The NPT process has long considered the ideal outcome of preparatory committee meetings to be a formal consensus agreement on the draft rules of procedure and provisional agenda, along with a formal summary by the meeting chair and recommendations for the review conference.

But because of intense divisions, no meeting since 2002 has adopted a chair’s factual summary by consensus. Instead, meeting chairs normally issue their factual summary as a working paper on their own authority. This is meant to put on record what states discussed during the meeting and serve as a blueprint for further discussion.

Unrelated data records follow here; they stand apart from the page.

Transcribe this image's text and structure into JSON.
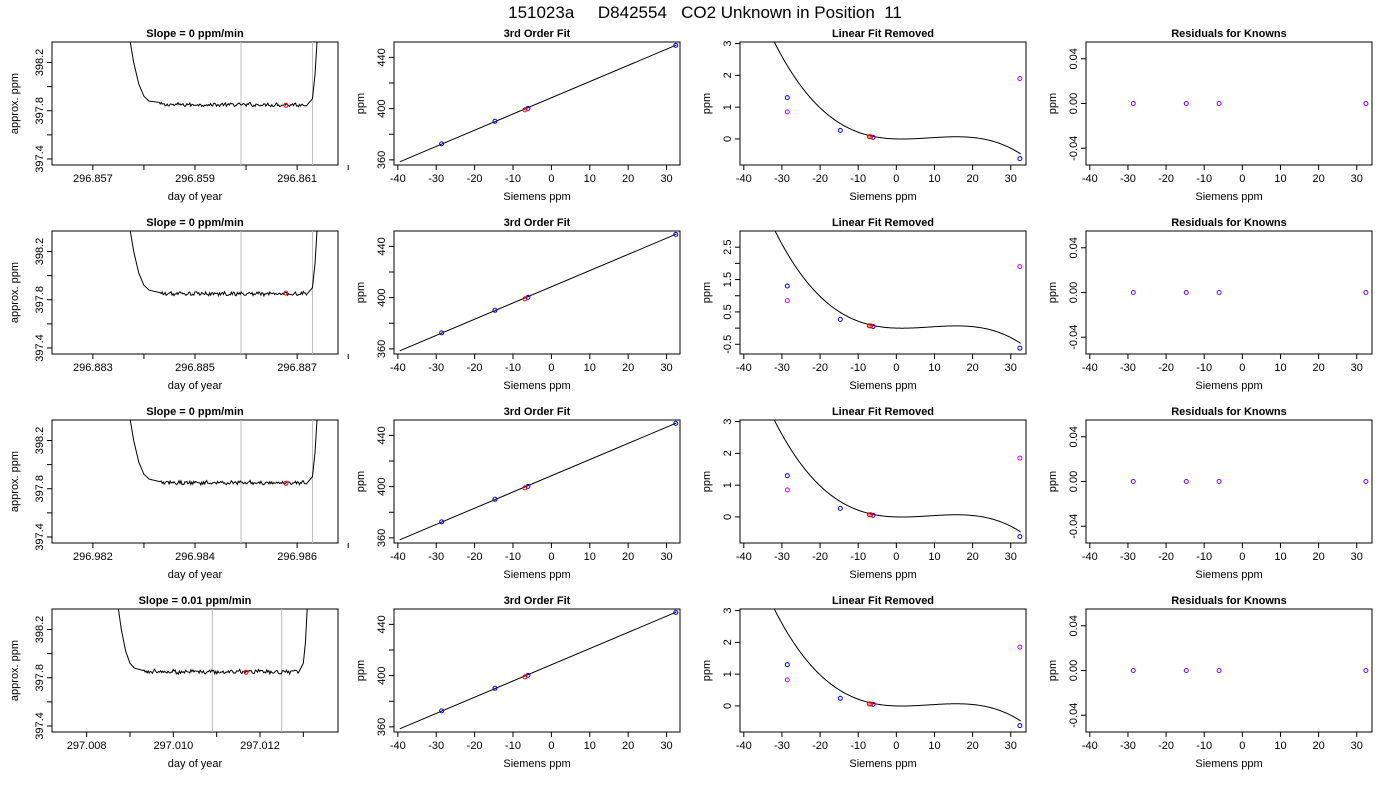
{
  "figure": {
    "title": "151023a     D842554   CO2 Unknown in Position  11"
  },
  "colors": {
    "line": "#000000",
    "frame": "#000000",
    "window_lines": "#bebebe",
    "known_points": "#0000ff",
    "unknown_points": "#ff0000",
    "linear_removed_points": "#cc00ff",
    "residual_points": "#7f00ff"
  },
  "chart_data": [
    {
      "type": "line",
      "row": 0,
      "col": 0,
      "title": "Slope =  0  ppm/min",
      "xlabel": "day of year",
      "ylabel": "approx. ppm",
      "xlim": [
        296.8562,
        296.8618
      ],
      "ylim": [
        397.35,
        398.37
      ],
      "xticks": [
        296.857,
        296.858,
        296.859,
        296.86,
        296.861,
        296.862
      ],
      "xticklabels": [
        "296.857",
        "",
        "296.859",
        "",
        "296.861",
        ""
      ],
      "yticks": [
        397.4,
        397.6,
        397.8,
        398.0,
        398.2
      ],
      "yticklabels": [
        "397.4",
        "",
        "397.8",
        "",
        "398.2"
      ],
      "window": [
        296.8599,
        296.8613
      ],
      "trace": {
        "start": 296.8577,
        "end": 296.8614,
        "plateau": 397.85,
        "noise": 0.008,
        "points": [
          [
            296.8577,
            398.45
          ],
          [
            296.8578,
            398.2
          ],
          [
            296.8579,
            398.02
          ],
          [
            296.858,
            397.92
          ],
          [
            296.8581,
            397.88
          ],
          [
            296.8583,
            397.87
          ],
          [
            296.8612,
            397.85
          ],
          [
            296.8613,
            397.9
          ],
          [
            296.86135,
            398.1
          ],
          [
            296.8614,
            398.45
          ]
        ]
      },
      "marker": {
        "x": 296.86078,
        "y": 397.845
      }
    },
    {
      "type": "scatter",
      "row": 0,
      "col": 1,
      "title": "3rd Order Fit",
      "xlabel": "Siemens ppm",
      "ylabel": "ppm",
      "xlim": [
        -41,
        33.5
      ],
      "ylim": [
        356,
        452
      ],
      "xticks": [
        -40,
        -30,
        -20,
        -10,
        0,
        10,
        20,
        30
      ],
      "yticks": [
        360,
        380,
        400,
        420,
        440
      ],
      "yticklabels": [
        "360",
        "",
        "400",
        "",
        "440"
      ],
      "fit_line": {
        "x1": -39.5,
        "y1": 358.5,
        "x2": 32.6,
        "y2": 449.7
      },
      "known": [
        [
          -28.6,
          372.5
        ],
        [
          -14.7,
          390.1
        ],
        [
          -6.1,
          400.2
        ],
        [
          32.4,
          449.4
        ]
      ],
      "unknown": [
        [
          -6.9,
          399.0
        ]
      ]
    },
    {
      "type": "scatter",
      "row": 0,
      "col": 2,
      "title": "Linear Fit Removed",
      "xlabel": "Siemens ppm",
      "ylabel": "ppm",
      "xlim": [
        -41,
        34
      ],
      "ylim": [
        -0.82,
        3.05
      ],
      "xticks": [
        -40,
        -30,
        -20,
        -10,
        0,
        10,
        20,
        30
      ],
      "yticks": [
        0,
        1,
        2,
        3
      ],
      "curve": {
        "c0": 0.0,
        "c1": -0.0035,
        "c2": 0.00128,
        "c3": -4.96e-05
      },
      "known": [
        [
          -28.6,
          1.3
        ],
        [
          -14.7,
          0.27
        ],
        [
          -6.1,
          0.05
        ],
        [
          32.4,
          -0.62
        ]
      ],
      "unknown": [
        [
          -7.1,
          0.07
        ],
        [
          -6.7,
          0.07
        ]
      ],
      "linear_removed": [
        [
          -28.6,
          0.85
        ],
        [
          32.4,
          1.9
        ]
      ]
    },
    {
      "type": "scatter",
      "row": 0,
      "col": 3,
      "title": "Residuals for Knowns",
      "xlabel": "Siemens ppm",
      "ylabel": "ppm",
      "xlim": [
        -41,
        34
      ],
      "ylim": [
        -0.055,
        0.055
      ],
      "xticks": [
        -40,
        -30,
        -20,
        -10,
        0,
        10,
        20,
        30
      ],
      "yticks": [
        -0.04,
        0.0,
        0.04
      ],
      "yticklabels": [
        "-0.04",
        "0.00",
        "0.04"
      ],
      "residuals": [
        [
          -28.6,
          0.0
        ],
        [
          -14.7,
          0.0
        ],
        [
          -6.1,
          0.0
        ],
        [
          32.4,
          0.0
        ]
      ]
    },
    {
      "type": "line",
      "row": 1,
      "col": 0,
      "title": "Slope =  0  ppm/min",
      "xlabel": "day of year",
      "ylabel": "approx. ppm",
      "xlim": [
        296.8822,
        296.8878
      ],
      "ylim": [
        397.35,
        398.37
      ],
      "xticks": [
        296.883,
        296.884,
        296.885,
        296.886,
        296.887,
        296.888
      ],
      "xticklabels": [
        "296.883",
        "",
        "296.885",
        "",
        "296.887",
        ""
      ],
      "yticks": [
        397.4,
        397.6,
        397.8,
        398.0,
        398.2
      ],
      "yticklabels": [
        "397.4",
        "",
        "397.8",
        "",
        "398.2"
      ],
      "window": [
        296.8859,
        296.8873
      ],
      "trace": {
        "start": 296.8837,
        "end": 296.8874,
        "plateau": 397.85,
        "noise": 0.008,
        "points": [
          [
            296.8837,
            398.45
          ],
          [
            296.8838,
            398.2
          ],
          [
            296.8839,
            398.02
          ],
          [
            296.884,
            397.92
          ],
          [
            296.8841,
            397.88
          ],
          [
            296.8843,
            397.86
          ],
          [
            296.8872,
            397.85
          ],
          [
            296.8873,
            397.9
          ],
          [
            296.88735,
            398.1
          ],
          [
            296.8874,
            398.45
          ]
        ]
      },
      "marker": {
        "x": 296.88678,
        "y": 397.855
      }
    },
    {
      "type": "scatter",
      "row": 1,
      "col": 1,
      "title": "3rd Order Fit",
      "xlabel": "Siemens ppm",
      "ylabel": "ppm",
      "xlim": [
        -41,
        33.5
      ],
      "ylim": [
        356,
        452
      ],
      "xticks": [
        -40,
        -30,
        -20,
        -10,
        0,
        10,
        20,
        30
      ],
      "yticks": [
        360,
        380,
        400,
        420,
        440
      ],
      "yticklabels": [
        "360",
        "",
        "400",
        "",
        "440"
      ],
      "fit_line": {
        "x1": -39.5,
        "y1": 358.5,
        "x2": 32.6,
        "y2": 449.7
      },
      "known": [
        [
          -28.6,
          372.5
        ],
        [
          -14.7,
          390.1
        ],
        [
          -6.1,
          400.2
        ],
        [
          32.4,
          449.4
        ]
      ],
      "unknown": [
        [
          -6.9,
          399.0
        ]
      ]
    },
    {
      "type": "scatter",
      "row": 1,
      "col": 2,
      "title": "Linear Fit Removed",
      "xlabel": "Siemens ppm",
      "ylabel": "ppm",
      "xlim": [
        -41,
        34
      ],
      "ylim": [
        -0.8,
        3.0
      ],
      "xticks": [
        -40,
        -30,
        -20,
        -10,
        0,
        10,
        20,
        30
      ],
      "yticks": [
        -0.5,
        0.0,
        0.5,
        1.0,
        1.5,
        2.0,
        2.5
      ],
      "yticklabels": [
        "-0.5",
        "",
        "0.5",
        "",
        "1.5",
        "",
        "2.5"
      ],
      "curve": {
        "c0": 0.0,
        "c1": -0.0035,
        "c2": 0.00128,
        "c3": -4.96e-05
      },
      "known": [
        [
          -28.6,
          1.3
        ],
        [
          -14.7,
          0.27
        ],
        [
          -6.1,
          0.05
        ],
        [
          32.4,
          -0.62
        ]
      ],
      "unknown": [
        [
          -7.1,
          0.07
        ],
        [
          -6.7,
          0.07
        ]
      ],
      "linear_removed": [
        [
          -28.6,
          0.85
        ],
        [
          32.4,
          1.9
        ]
      ]
    },
    {
      "type": "scatter",
      "row": 1,
      "col": 3,
      "title": "Residuals for Knowns",
      "xlabel": "Siemens ppm",
      "ylabel": "ppm",
      "xlim": [
        -41,
        34
      ],
      "ylim": [
        -0.055,
        0.055
      ],
      "xticks": [
        -40,
        -30,
        -20,
        -10,
        0,
        10,
        20,
        30
      ],
      "yticks": [
        -0.04,
        0.0,
        0.04
      ],
      "yticklabels": [
        "-0.04",
        "0.00",
        "0.04"
      ],
      "residuals": [
        [
          -28.6,
          0.0
        ],
        [
          -14.7,
          0.0
        ],
        [
          -6.1,
          0.0
        ],
        [
          32.4,
          0.0
        ]
      ]
    },
    {
      "type": "line",
      "row": 2,
      "col": 0,
      "title": "Slope =  0  ppm/min",
      "xlabel": "day of year",
      "ylabel": "approx. ppm",
      "xlim": [
        296.9812,
        296.9868
      ],
      "ylim": [
        397.35,
        398.37
      ],
      "xticks": [
        296.982,
        296.983,
        296.984,
        296.985,
        296.986,
        296.987
      ],
      "xticklabels": [
        "296.982",
        "",
        "296.984",
        "",
        "296.986",
        ""
      ],
      "yticks": [
        397.4,
        397.6,
        397.8,
        398.0,
        398.2
      ],
      "yticklabels": [
        "397.4",
        "",
        "397.8",
        "",
        "398.2"
      ],
      "window": [
        296.9849,
        296.9863
      ],
      "trace": {
        "start": 296.9827,
        "end": 296.9864,
        "plateau": 397.85,
        "noise": 0.008,
        "points": [
          [
            296.9827,
            398.45
          ],
          [
            296.9828,
            398.2
          ],
          [
            296.9829,
            398.02
          ],
          [
            296.983,
            397.92
          ],
          [
            296.9831,
            397.88
          ],
          [
            296.9833,
            397.86
          ],
          [
            296.9862,
            397.85
          ],
          [
            296.9863,
            397.9
          ],
          [
            296.98635,
            398.1
          ],
          [
            296.9864,
            398.45
          ]
        ]
      },
      "marker": {
        "x": 296.98578,
        "y": 397.845
      }
    },
    {
      "type": "scatter",
      "row": 2,
      "col": 1,
      "title": "3rd Order Fit",
      "xlabel": "Siemens ppm",
      "ylabel": "ppm",
      "xlim": [
        -41,
        33.5
      ],
      "ylim": [
        356,
        452
      ],
      "xticks": [
        -40,
        -30,
        -20,
        -10,
        0,
        10,
        20,
        30
      ],
      "yticks": [
        360,
        380,
        400,
        420,
        440
      ],
      "yticklabels": [
        "360",
        "",
        "400",
        "",
        "440"
      ],
      "fit_line": {
        "x1": -39.5,
        "y1": 358.5,
        "x2": 32.6,
        "y2": 449.7
      },
      "known": [
        [
          -28.6,
          372.5
        ],
        [
          -14.7,
          390.1
        ],
        [
          -6.1,
          400.2
        ],
        [
          32.4,
          449.4
        ]
      ],
      "unknown": [
        [
          -6.9,
          399.0
        ]
      ]
    },
    {
      "type": "scatter",
      "row": 2,
      "col": 2,
      "title": "Linear Fit Removed",
      "xlabel": "Siemens ppm",
      "ylabel": "ppm",
      "xlim": [
        -41,
        34
      ],
      "ylim": [
        -0.82,
        3.05
      ],
      "xticks": [
        -40,
        -30,
        -20,
        -10,
        0,
        10,
        20,
        30
      ],
      "yticks": [
        0,
        1,
        2,
        3
      ],
      "curve": {
        "c0": 0.0,
        "c1": -0.0035,
        "c2": 0.00128,
        "c3": -4.96e-05
      },
      "known": [
        [
          -28.6,
          1.3
        ],
        [
          -14.7,
          0.27
        ],
        [
          -6.1,
          0.05
        ],
        [
          32.4,
          -0.62
        ]
      ],
      "unknown": [
        [
          -7.1,
          0.07
        ],
        [
          -6.7,
          0.07
        ]
      ],
      "linear_removed": [
        [
          -28.6,
          0.85
        ],
        [
          32.4,
          1.85
        ]
      ]
    },
    {
      "type": "scatter",
      "row": 2,
      "col": 3,
      "title": "Residuals for Knowns",
      "xlabel": "Siemens ppm",
      "ylabel": "ppm",
      "xlim": [
        -41,
        34
      ],
      "ylim": [
        -0.055,
        0.055
      ],
      "xticks": [
        -40,
        -30,
        -20,
        -10,
        0,
        10,
        20,
        30
      ],
      "yticks": [
        -0.04,
        0.0,
        0.04
      ],
      "yticklabels": [
        "-0.04",
        "0.00",
        "0.04"
      ],
      "residuals": [
        [
          -28.6,
          0.0
        ],
        [
          -14.7,
          0.0
        ],
        [
          -6.1,
          0.0
        ],
        [
          32.4,
          0.0
        ]
      ]
    },
    {
      "type": "line",
      "row": 3,
      "col": 0,
      "title": "Slope =  0.01  ppm/min",
      "xlabel": "day of year",
      "ylabel": "approx. ppm",
      "xlim": [
        297.0072,
        297.0138
      ],
      "ylim": [
        397.35,
        398.37
      ],
      "xticks": [
        297.008,
        297.009,
        297.01,
        297.011,
        297.012,
        297.013
      ],
      "xticklabels": [
        "297.008",
        "",
        "297.010",
        "",
        "297.012",
        ""
      ],
      "yticks": [
        397.4,
        397.6,
        397.8,
        398.0,
        398.2
      ],
      "yticklabels": [
        "397.4",
        "",
        "397.8",
        "",
        "398.2"
      ],
      "window": [
        297.0109,
        297.0125
      ],
      "trace": {
        "start": 297.0087,
        "end": 297.0131,
        "plateau": 397.85,
        "noise": 0.009,
        "points": [
          [
            297.0087,
            398.45
          ],
          [
            297.0088,
            398.2
          ],
          [
            297.0089,
            398.02
          ],
          [
            297.009,
            397.92
          ],
          [
            297.0091,
            397.88
          ],
          [
            297.0093,
            397.86
          ],
          [
            297.0129,
            397.85
          ],
          [
            297.013,
            397.92
          ],
          [
            297.01305,
            398.1
          ],
          [
            297.0131,
            398.45
          ]
        ]
      },
      "marker": {
        "x": 297.01168,
        "y": 397.845
      }
    },
    {
      "type": "scatter",
      "row": 3,
      "col": 1,
      "title": "3rd Order Fit",
      "xlabel": "Siemens ppm",
      "ylabel": "ppm",
      "xlim": [
        -41,
        33.5
      ],
      "ylim": [
        356,
        452
      ],
      "xticks": [
        -40,
        -30,
        -20,
        -10,
        0,
        10,
        20,
        30
      ],
      "yticks": [
        360,
        380,
        400,
        420,
        440
      ],
      "yticklabels": [
        "360",
        "",
        "400",
        "",
        "440"
      ],
      "fit_line": {
        "x1": -39.5,
        "y1": 358.5,
        "x2": 32.6,
        "y2": 449.7
      },
      "known": [
        [
          -28.6,
          372.5
        ],
        [
          -14.7,
          390.1
        ],
        [
          -6.1,
          400.2
        ],
        [
          32.4,
          449.4
        ]
      ],
      "unknown": [
        [
          -6.9,
          399.0
        ]
      ]
    },
    {
      "type": "scatter",
      "row": 3,
      "col": 2,
      "title": "Linear Fit Removed",
      "xlabel": "Siemens ppm",
      "ylabel": "ppm",
      "xlim": [
        -41,
        34
      ],
      "ylim": [
        -0.82,
        3.05
      ],
      "xticks": [
        -40,
        -30,
        -20,
        -10,
        0,
        10,
        20,
        30
      ],
      "yticks": [
        0,
        1,
        2,
        3
      ],
      "curve": {
        "c0": 0.0,
        "c1": -0.0035,
        "c2": 0.00128,
        "c3": -4.96e-05
      },
      "known": [
        [
          -28.6,
          1.3
        ],
        [
          -14.7,
          0.24
        ],
        [
          -6.1,
          0.05
        ],
        [
          32.4,
          -0.62
        ]
      ],
      "unknown": [
        [
          -7.1,
          0.06
        ],
        [
          -6.7,
          0.06
        ]
      ],
      "linear_removed": [
        [
          -28.6,
          0.82
        ],
        [
          32.4,
          1.85
        ]
      ]
    },
    {
      "type": "scatter",
      "row": 3,
      "col": 3,
      "title": "Residuals for Knowns",
      "xlabel": "Siemens ppm",
      "ylabel": "ppm",
      "xlim": [
        -41,
        34
      ],
      "ylim": [
        -0.055,
        0.055
      ],
      "xticks": [
        -40,
        -30,
        -20,
        -10,
        0,
        10,
        20,
        30
      ],
      "yticks": [
        -0.04,
        0.0,
        0.04
      ],
      "yticklabels": [
        "-0.04",
        "0.00",
        "0.04"
      ],
      "residuals": [
        [
          -28.6,
          0.0
        ],
        [
          -14.7,
          0.0
        ],
        [
          -6.1,
          0.0
        ],
        [
          32.4,
          0.0
        ]
      ]
    }
  ]
}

At last year’s first preparatory committee meeting, Iran, backed by Russia and Syria, challenged this practice and refused to list the chair’s summary even as a working paper, claiming that the summary favored Western states. Due to the objection, that meeting concluded unprecedently without a chair’s summary. (See ACT, September 2023.)

By contrast, the latest preparatory committee meeting listed the chair’s summary as a working paper in the meeting’s report, but with another unprecedented ending. On the last day, Russia asked the chair to insert a footnote to the summary to clarify that the document “represents solely the views of the chairman” and to add that “it is not agreed upon by the delegations and it does not fully reflect the positions of the delegations. This document shall not be considered as a basis for future work within the NPT review process.”

Austria, Germany, Mexico, and the Netherlands questioned this suggestion, but the meeting accepted Russia’s footnote and succeeded in leaving a chair’s summary in the record.

As the session concluded, the chair, Akan Rakhmetullin, Kazakhstan’s deputy foreign minister, admitted that, “undeniably, this meeting took place in extremely difficult challenging circumstances.” But he insisted that he “witnessed rich and active exchanges of positions which demonstrated the persistent interest of states-parties and the unquestionable relevance of this treaty.”

The third preparatory committee meeting is set for April 9-May 9, 2025, in New York and will be chaired by Harold Agyeman, Ghana’s UN ambassador.